Because data are self-reported, respondents may report more positive results causing a social desirability bias that may impact this study’s results. In addition, a relatively low response rate to the 90-day postcourse evaluation (29%) is also a limitation because people that made a change might be more likely to fill out the survey. Also, respondents who complete the 90-day postcourse survey might be more intrinsically motivated to complete tasks more generally, and this might be related to making a change in their practice after a training. The inclusion criteria also removed some of the starting sample. To determine if there were differences in intention and actual change, we calculated the percentages of each for everyone not included in the regression. Of all trainees not included in the regression who responded to the postcourse evaluation, 61.8% reported an intention to change. Of all trainees who responded to the 90-day postcourse evaluation, 55.4% reported an actual change. This is a difference of 4% in intention to change and 7% in actual change between the regression sample and those not in the sample. Those not in the regression were less likely to report an intention to change and an actual change. This indicates some selection bias of those who had enough data to be included in the regression analysis. The NNPTC LMS error described in the results is also a limitation. Although the trainees included in this analysis still responded to the surveys, some answered them later than other respondents, giving them more time to make a change in their practice or forget about course content. In addition, this error may have decreased motivation for trainees to respond to the survey. The error might have influenced the time to respond or the completion of the evaluation because of the delay in requesting evaluations for 742 immediate postcourse evaluations and 714 ninety-day postcourse evaluations.
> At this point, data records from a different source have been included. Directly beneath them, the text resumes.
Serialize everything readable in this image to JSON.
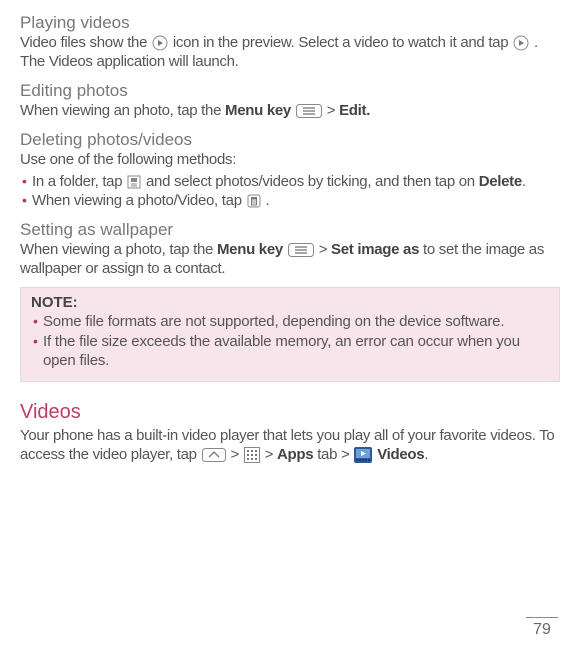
{
  "playing": {
    "heading": "Playing videos",
    "t1a": "Video files show the ",
    "t1b": " icon in the preview. Select a video to watch it and tap ",
    "t1c": ". The Videos application will launch."
  },
  "editing": {
    "heading": "Editing photos",
    "t1a": "When viewing an photo, tap the ",
    "menu_key": "Menu key",
    "t1b": " > ",
    "edit": "Edit."
  },
  "deleting": {
    "heading": "Deleting photos/videos",
    "t1": "Use one of the following methods:",
    "b1a": "In a folder, tap ",
    "b1b": " and select photos/videos by ticking, and then tap on ",
    "delete": "Delete",
    "b1c": ".",
    "b2a": "When viewing a photo/Video, tap ",
    "b2b": "."
  },
  "wallpaper": {
    "heading": "Setting as wallpaper",
    "t1a": "When viewing a photo, tap the ",
    "menu_key": "Menu key",
    "t1b": " > ",
    "set_image": "Set image as",
    "t1c": " to set the image as wallpaper or assign to a contact."
  },
  "note": {
    "title": "NOTE:",
    "b1": "Some file formats are not supported, depending on the device software.",
    "b2": "If the file size exceeds the available memory, an error can occur when you open files."
  },
  "videos": {
    "heading": "Videos",
    "t1a": "Your phone has a built-in video player that lets you play all of your favorite videos. To access the video player, tap ",
    "t1b": " > ",
    "t1c": " > ",
    "apps": "Apps",
    "t1d": " tab > ",
    "videos_label": " Videos",
    "t1e": "."
  },
  "page_number": "79"
}
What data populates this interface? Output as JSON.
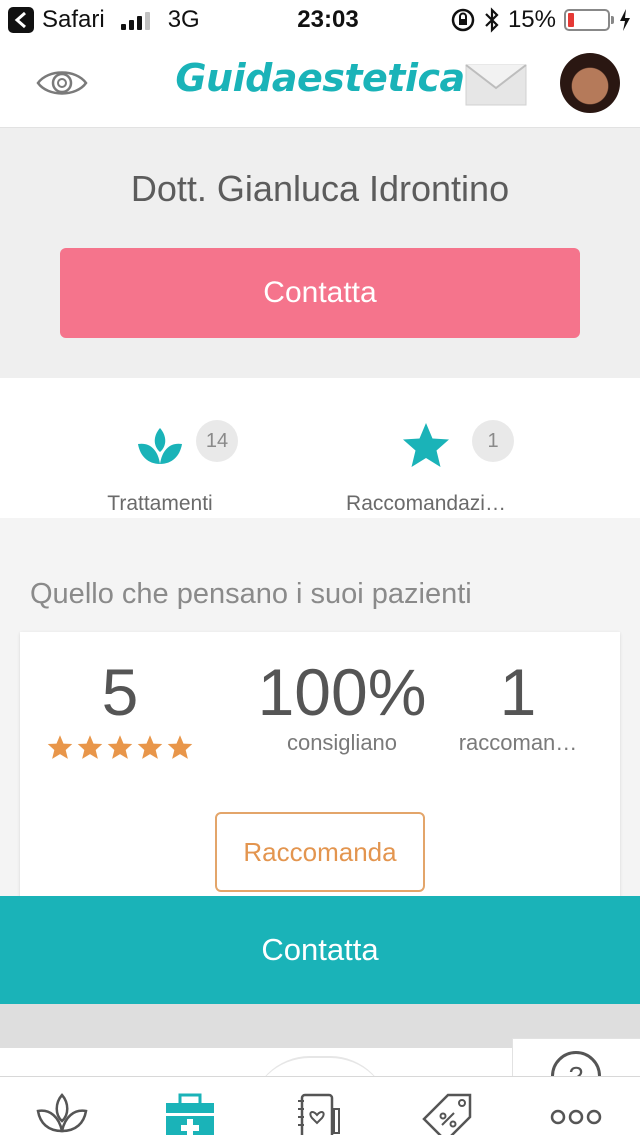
{
  "status_bar": {
    "carrier": "Safari",
    "network": "3G",
    "time": "23:03",
    "battery": "15%",
    "battery_level": 0.15
  },
  "navbar": {
    "title": "Guidaestetica"
  },
  "doctor": {
    "name": "Dott. Gianluca Idrontino",
    "contact_label": "Contatta"
  },
  "stats": [
    {
      "label": "Trattamenti",
      "count": "14",
      "icon": "lotus-icon"
    },
    {
      "label": "Raccomandazi…",
      "count": "1",
      "icon": "star-icon"
    }
  ],
  "reviews": {
    "title": "Quello che pensano i suoi pazienti",
    "rating": "5",
    "rating_stars": 5,
    "percent": "100%",
    "percent_label": "consigliano",
    "count": "1",
    "count_label": "raccoman…",
    "recommend_label": "Raccomanda"
  },
  "contact_bar": {
    "label": "Contatta"
  },
  "help": {
    "symbol": "?"
  },
  "tabbar": {
    "items": [
      {
        "icon": "lotus-outline-icon",
        "active": false
      },
      {
        "icon": "medical-kit-icon",
        "active": true
      },
      {
        "icon": "journal-heart-icon",
        "active": false
      },
      {
        "icon": "price-tag-icon",
        "active": false
      },
      {
        "icon": "more-dots-icon",
        "active": false
      }
    ]
  },
  "colors": {
    "teal": "#1ab3b8",
    "pink": "#f5748c",
    "orange": "#e3954f",
    "star": "#e8964a"
  }
}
Most importantly, this first national evaluation of the NNPTC focused on intention to change and self-reported change at the individual level only. The evaluation plan did not include an assessment of change in practice at an organization level.

The NNPTC continues to be a national resource for health care workers to increase their knowledge while learning and practicing skills to improve STD care and address the rising rates of STDs around the country. This evaluation analysis provides further evidence for the effectiveness of training to elicit change in clinical practice by trainees and suggestions for targeting limited training resources.